Saline lakes
Saline lakes (i.e., bodies of water that have salinities in excess of 3 grams per litre) are widespread and occur on all continents, including Antarctica. Saline lakes include the largest lake in the world, the Caspian Sea; the lowest lake, the Dead Sea; and many of the highest lakes, such as those in Tibet and on the Altiplano of South America. Although inland saline water constitutes some 45 percent of total inland water, it is largely concentrated in only a few deep lakes, principally the Caspian Sea. Saline lakes are most common in the semiarid regions of the biosphere, which encompass approximately 27 percent of total land area, because two preconditions for the formation of salt lakes occur there most frequently: a balance between input of water (precipitation and inflows) and output of water (evaporation and seepage) and the presence of endorheic drainage basins.

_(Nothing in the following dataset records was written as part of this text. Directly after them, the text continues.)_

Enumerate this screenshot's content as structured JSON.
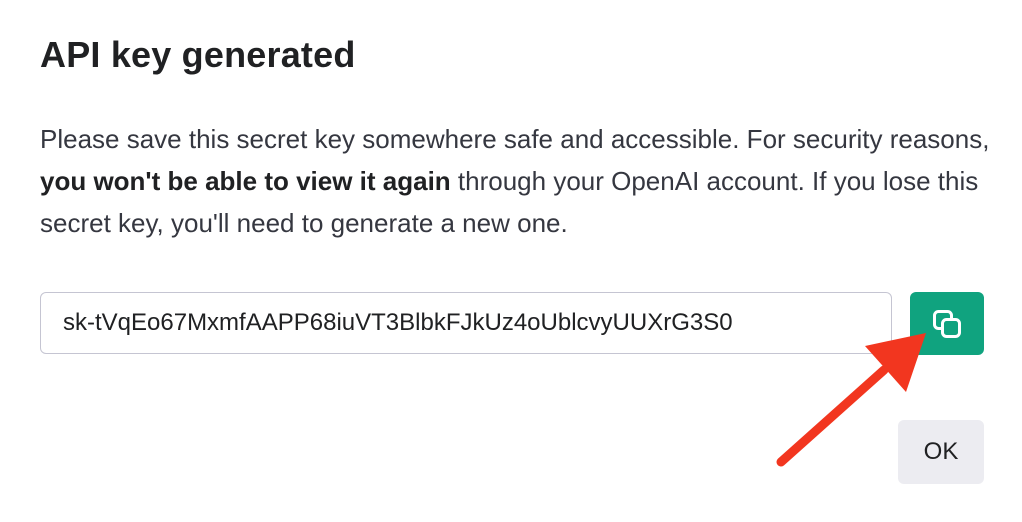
{
  "dialog": {
    "title": "API key generated",
    "message": {
      "part1": "Please save this secret key somewhere safe and accessible. For security reasons, ",
      "bold": "you won't be able to view it again",
      "part2": " through your OpenAI account. If you lose this secret key, you'll need to generate a new one."
    },
    "secret_key": "sk-tVqEo67MxmfAAPP68iuVT3BlbkFJkUz4oUblcvyUUXrG3S0",
    "copy_icon": "copy-icon",
    "ok_label": "OK"
  },
  "colors": {
    "accent_green": "#10a37f",
    "annotation_arrow": "#f2361f",
    "ok_button_bg": "#ececf1"
  }
}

Despite their wide geographic distribution and large total volume, the importance of salt lakes as an integral element in biospheric processes generally has been overlooked. Indeed, not until the effects of human impact began to be noticed—from about 1960—did their environmental significance become clear. An example of this is provided by the Aral Sea, a large salt lake in Central Asia. After much of the input of fresh water was diverted before reaching the lake to be used for irrigation, the level of the lake fell, salinity rose, and vast expanses of the lake bed were exposed. As a result, the fishing industry collapsed, islands that had served as wildlife refuges became peninsulas, biological diversity and productivity fell, biota disappeared, large quantities of salt blew from the lake bed onto neighbouring lands, groundwater salinity rose, and the local climate was altered. The effects on the local human population were catastrophic as well.